Well i will try to help... ( my english is bad so if you dont understand some words just tell and i will try to explain better )

In a) part you need to give a basis for V.

So the "best" basis for any space is canon basis

( example.

for space R^2 the best basis is:

{ ( 1, 0 ) , ( 0 , 1 ) }

)

So in this case the best basis would be:

1 0 0

0 0 0 = A1

0 0 0

0 1 0

0 0 0 = A2

0 0 0

0 0 1

0 0 0 = A3

0 0 0

0 0 0

0 1 0 = A4

0 0 0

0 0 0

0 0 1 = A5

0 0 0

0 0 0

0 0 0 = A6

0 0 1

to show that this set ( lets name it S ) of matrices is really basis for space of upper triangular matrices you need to show this:

if you have any upper triangular matrix:

x1 x2 x3

0 x4 x5 = X

0 0 x6

you can denote it like:

X = x1*A1 + x2*A2 + x3*A3 + x4*A4 + x5*A5 + x6*A6

so this is the proof that you can get any upper triangular matrix with linear combination of matrix from set S.

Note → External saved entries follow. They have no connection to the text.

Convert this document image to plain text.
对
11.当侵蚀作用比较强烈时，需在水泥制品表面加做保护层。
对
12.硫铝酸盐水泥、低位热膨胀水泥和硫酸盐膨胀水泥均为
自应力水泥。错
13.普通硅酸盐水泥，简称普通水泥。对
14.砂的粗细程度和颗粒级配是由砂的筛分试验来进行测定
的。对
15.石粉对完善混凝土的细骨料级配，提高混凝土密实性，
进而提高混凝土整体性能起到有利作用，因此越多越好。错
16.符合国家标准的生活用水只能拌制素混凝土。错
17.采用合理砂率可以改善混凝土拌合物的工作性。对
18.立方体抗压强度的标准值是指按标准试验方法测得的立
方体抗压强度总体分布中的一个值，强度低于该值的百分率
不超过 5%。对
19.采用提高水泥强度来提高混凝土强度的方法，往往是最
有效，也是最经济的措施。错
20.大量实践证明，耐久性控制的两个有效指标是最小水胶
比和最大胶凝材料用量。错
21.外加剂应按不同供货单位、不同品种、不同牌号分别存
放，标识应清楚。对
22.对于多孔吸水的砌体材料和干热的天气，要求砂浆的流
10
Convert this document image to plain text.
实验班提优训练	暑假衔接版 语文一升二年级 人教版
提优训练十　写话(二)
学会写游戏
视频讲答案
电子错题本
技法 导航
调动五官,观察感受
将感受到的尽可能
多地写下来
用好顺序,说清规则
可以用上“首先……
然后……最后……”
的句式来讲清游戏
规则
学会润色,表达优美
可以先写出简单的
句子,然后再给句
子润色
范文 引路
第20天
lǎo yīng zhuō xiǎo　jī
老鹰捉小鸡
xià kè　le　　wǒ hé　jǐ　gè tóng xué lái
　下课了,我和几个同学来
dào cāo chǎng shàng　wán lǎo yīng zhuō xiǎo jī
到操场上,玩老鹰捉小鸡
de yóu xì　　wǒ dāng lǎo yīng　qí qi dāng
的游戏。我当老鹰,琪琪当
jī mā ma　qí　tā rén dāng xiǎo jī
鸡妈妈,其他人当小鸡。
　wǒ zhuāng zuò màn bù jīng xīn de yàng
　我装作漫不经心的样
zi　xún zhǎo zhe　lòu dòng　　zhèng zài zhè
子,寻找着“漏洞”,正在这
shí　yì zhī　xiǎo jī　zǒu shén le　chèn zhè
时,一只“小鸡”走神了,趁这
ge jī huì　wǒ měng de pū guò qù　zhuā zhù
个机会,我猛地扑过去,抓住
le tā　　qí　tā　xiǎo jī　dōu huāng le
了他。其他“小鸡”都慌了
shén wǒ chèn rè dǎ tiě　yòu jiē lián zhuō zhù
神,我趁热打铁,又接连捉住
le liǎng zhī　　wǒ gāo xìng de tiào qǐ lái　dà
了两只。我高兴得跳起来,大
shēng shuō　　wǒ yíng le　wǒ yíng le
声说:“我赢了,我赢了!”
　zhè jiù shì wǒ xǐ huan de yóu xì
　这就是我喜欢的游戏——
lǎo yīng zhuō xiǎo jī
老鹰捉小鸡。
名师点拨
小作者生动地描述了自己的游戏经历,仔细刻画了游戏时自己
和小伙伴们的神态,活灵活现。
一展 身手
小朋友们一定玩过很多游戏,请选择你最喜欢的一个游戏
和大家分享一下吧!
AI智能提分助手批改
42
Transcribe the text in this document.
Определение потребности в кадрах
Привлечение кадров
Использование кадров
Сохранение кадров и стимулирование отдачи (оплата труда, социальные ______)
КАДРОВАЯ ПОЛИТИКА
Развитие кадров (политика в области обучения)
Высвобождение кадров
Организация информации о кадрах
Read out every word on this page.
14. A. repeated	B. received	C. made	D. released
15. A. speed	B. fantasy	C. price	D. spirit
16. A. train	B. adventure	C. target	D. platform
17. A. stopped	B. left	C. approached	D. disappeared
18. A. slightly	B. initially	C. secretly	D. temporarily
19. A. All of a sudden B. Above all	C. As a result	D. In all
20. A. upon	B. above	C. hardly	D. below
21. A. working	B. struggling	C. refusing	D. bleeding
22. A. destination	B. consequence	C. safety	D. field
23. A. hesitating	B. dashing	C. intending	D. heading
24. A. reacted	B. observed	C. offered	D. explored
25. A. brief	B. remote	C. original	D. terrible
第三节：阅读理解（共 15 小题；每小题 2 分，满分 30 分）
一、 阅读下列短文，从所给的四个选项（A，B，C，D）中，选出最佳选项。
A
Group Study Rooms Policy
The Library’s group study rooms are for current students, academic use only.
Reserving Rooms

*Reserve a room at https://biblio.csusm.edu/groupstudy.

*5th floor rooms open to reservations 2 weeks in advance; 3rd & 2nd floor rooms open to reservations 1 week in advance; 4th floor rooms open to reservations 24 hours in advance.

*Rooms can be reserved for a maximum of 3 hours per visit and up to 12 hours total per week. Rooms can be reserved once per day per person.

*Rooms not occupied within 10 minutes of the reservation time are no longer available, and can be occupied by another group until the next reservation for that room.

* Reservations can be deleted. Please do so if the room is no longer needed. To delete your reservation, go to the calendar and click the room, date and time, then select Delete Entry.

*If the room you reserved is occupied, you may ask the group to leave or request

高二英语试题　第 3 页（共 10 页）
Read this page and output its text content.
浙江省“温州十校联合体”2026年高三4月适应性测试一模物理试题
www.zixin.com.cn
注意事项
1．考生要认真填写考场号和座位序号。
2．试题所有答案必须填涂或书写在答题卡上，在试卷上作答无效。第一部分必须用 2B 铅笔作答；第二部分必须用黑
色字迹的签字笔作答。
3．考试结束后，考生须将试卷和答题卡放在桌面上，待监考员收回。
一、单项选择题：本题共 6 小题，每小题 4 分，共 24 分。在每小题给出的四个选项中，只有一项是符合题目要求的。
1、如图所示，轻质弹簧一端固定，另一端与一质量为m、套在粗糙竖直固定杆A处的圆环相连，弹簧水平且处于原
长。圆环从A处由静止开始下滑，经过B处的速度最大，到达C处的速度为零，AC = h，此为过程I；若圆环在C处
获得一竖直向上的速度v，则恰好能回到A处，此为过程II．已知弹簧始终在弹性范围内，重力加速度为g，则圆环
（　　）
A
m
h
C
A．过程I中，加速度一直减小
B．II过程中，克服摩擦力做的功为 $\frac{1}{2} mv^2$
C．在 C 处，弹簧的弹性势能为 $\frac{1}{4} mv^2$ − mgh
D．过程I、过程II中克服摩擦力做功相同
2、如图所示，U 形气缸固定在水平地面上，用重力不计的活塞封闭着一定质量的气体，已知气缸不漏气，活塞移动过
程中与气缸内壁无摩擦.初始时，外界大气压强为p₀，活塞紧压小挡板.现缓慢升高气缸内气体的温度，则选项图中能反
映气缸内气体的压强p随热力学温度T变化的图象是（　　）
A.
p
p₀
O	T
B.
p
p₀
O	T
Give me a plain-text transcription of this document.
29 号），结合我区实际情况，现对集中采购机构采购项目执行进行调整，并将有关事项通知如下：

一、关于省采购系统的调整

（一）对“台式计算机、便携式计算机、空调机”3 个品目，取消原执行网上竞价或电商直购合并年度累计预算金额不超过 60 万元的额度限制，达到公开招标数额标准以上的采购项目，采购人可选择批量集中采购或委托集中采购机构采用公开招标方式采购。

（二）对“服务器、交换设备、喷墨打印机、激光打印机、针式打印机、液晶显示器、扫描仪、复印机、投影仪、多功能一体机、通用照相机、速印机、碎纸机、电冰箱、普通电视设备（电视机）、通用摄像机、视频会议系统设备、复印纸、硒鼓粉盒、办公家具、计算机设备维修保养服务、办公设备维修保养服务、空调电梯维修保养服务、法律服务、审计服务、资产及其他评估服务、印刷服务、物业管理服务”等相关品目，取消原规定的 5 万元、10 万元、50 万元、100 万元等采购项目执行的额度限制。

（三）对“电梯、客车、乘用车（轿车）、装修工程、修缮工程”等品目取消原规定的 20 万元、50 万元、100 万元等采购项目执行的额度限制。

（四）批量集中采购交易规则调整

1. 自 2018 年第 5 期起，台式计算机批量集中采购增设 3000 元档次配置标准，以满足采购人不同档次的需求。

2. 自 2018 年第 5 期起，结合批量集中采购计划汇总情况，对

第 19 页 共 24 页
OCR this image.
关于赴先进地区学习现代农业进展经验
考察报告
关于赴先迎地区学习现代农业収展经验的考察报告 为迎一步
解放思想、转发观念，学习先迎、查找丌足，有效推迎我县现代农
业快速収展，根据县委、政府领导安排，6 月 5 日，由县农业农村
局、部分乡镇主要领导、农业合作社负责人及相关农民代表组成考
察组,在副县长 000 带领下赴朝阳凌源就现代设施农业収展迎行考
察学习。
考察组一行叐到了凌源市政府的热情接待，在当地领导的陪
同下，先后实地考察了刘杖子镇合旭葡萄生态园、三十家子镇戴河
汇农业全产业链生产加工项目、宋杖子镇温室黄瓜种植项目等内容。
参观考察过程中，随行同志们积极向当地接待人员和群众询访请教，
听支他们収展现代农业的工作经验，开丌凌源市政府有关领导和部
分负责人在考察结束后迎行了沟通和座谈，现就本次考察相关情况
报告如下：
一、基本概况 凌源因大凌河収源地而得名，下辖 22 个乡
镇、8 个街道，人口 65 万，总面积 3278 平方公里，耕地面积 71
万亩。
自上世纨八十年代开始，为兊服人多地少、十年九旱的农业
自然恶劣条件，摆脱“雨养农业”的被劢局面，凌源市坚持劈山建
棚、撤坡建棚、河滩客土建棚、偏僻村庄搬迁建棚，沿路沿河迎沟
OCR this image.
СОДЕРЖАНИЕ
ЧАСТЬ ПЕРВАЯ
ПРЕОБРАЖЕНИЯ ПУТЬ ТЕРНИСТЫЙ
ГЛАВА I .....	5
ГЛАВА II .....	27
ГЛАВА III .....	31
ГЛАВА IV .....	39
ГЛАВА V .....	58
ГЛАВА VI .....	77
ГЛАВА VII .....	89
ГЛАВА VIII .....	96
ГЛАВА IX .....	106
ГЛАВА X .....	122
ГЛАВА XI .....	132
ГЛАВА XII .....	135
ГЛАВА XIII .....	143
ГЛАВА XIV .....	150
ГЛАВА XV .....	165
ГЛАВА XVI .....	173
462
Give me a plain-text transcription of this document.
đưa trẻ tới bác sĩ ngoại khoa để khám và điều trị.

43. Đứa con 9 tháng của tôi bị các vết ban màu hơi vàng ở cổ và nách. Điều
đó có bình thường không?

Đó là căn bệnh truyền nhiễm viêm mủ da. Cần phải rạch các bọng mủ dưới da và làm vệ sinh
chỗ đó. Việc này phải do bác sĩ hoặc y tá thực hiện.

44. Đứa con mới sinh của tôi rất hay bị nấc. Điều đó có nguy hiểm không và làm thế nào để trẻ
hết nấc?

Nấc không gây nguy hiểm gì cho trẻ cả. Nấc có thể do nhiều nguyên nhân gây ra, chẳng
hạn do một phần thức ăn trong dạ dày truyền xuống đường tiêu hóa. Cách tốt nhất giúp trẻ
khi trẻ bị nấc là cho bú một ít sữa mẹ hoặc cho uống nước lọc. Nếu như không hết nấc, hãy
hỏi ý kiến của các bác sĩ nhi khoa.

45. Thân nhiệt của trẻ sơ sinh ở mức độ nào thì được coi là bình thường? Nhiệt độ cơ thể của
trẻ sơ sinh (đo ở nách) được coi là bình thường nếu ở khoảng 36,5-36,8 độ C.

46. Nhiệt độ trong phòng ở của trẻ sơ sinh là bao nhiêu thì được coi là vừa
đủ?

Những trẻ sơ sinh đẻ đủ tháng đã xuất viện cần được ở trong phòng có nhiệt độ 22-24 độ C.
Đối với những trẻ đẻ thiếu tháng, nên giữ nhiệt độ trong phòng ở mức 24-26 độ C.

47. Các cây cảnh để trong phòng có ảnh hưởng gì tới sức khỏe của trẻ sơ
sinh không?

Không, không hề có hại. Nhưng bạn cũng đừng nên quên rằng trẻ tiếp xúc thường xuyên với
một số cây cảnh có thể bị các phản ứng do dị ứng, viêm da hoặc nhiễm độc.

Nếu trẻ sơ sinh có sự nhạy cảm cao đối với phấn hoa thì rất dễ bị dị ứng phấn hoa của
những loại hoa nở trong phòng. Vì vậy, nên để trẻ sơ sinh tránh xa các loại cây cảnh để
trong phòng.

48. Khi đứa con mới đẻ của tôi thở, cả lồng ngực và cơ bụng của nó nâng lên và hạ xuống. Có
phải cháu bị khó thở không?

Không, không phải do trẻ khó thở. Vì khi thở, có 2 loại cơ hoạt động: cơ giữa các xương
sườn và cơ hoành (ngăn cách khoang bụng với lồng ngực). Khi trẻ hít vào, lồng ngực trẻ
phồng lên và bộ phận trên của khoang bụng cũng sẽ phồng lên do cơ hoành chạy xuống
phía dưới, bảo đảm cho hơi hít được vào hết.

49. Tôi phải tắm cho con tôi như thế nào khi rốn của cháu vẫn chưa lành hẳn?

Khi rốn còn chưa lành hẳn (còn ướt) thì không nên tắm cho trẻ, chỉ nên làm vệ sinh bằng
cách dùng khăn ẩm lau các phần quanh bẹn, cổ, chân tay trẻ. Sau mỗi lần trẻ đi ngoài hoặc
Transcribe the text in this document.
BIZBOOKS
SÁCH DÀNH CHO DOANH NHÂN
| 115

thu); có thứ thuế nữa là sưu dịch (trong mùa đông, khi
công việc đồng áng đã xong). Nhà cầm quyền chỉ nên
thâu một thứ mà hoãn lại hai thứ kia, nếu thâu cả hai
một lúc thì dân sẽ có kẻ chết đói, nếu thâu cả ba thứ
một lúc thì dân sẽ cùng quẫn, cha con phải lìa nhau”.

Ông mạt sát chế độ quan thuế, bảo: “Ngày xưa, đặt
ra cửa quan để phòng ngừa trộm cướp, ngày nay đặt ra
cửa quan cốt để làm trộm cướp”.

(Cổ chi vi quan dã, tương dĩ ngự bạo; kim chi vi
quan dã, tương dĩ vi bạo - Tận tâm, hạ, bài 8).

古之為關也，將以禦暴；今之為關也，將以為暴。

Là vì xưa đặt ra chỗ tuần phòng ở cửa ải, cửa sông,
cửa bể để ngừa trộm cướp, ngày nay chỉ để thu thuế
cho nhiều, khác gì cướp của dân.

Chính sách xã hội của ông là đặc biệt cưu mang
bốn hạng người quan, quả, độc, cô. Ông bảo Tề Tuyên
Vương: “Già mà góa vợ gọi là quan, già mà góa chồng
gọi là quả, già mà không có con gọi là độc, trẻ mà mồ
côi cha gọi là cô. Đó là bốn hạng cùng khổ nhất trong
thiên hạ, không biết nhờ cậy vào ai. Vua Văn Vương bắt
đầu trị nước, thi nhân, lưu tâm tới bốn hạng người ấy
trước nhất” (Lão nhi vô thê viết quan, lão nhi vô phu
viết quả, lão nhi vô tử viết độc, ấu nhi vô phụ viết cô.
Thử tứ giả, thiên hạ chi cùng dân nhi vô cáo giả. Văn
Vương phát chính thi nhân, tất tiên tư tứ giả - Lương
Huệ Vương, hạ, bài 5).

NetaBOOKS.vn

now you need to show that: ( y1, ... y6 ----> some variables )

0 0 0

0 0 0 = y1*A1 + y2*A2 + ... + y6*A6

0 0 0

is only on trivial way...

that is easy ( you need to show that this is true only if y1 = y2 = ... y6=0)

and that is the proof that S is basis for space of upper triangular matrices

c) iv

dont really know what you need to do ( dont understand ), but it cant be hard and if that is what i think it is than you will know what to do ( if you really know to solve problems c)i, ii, iii )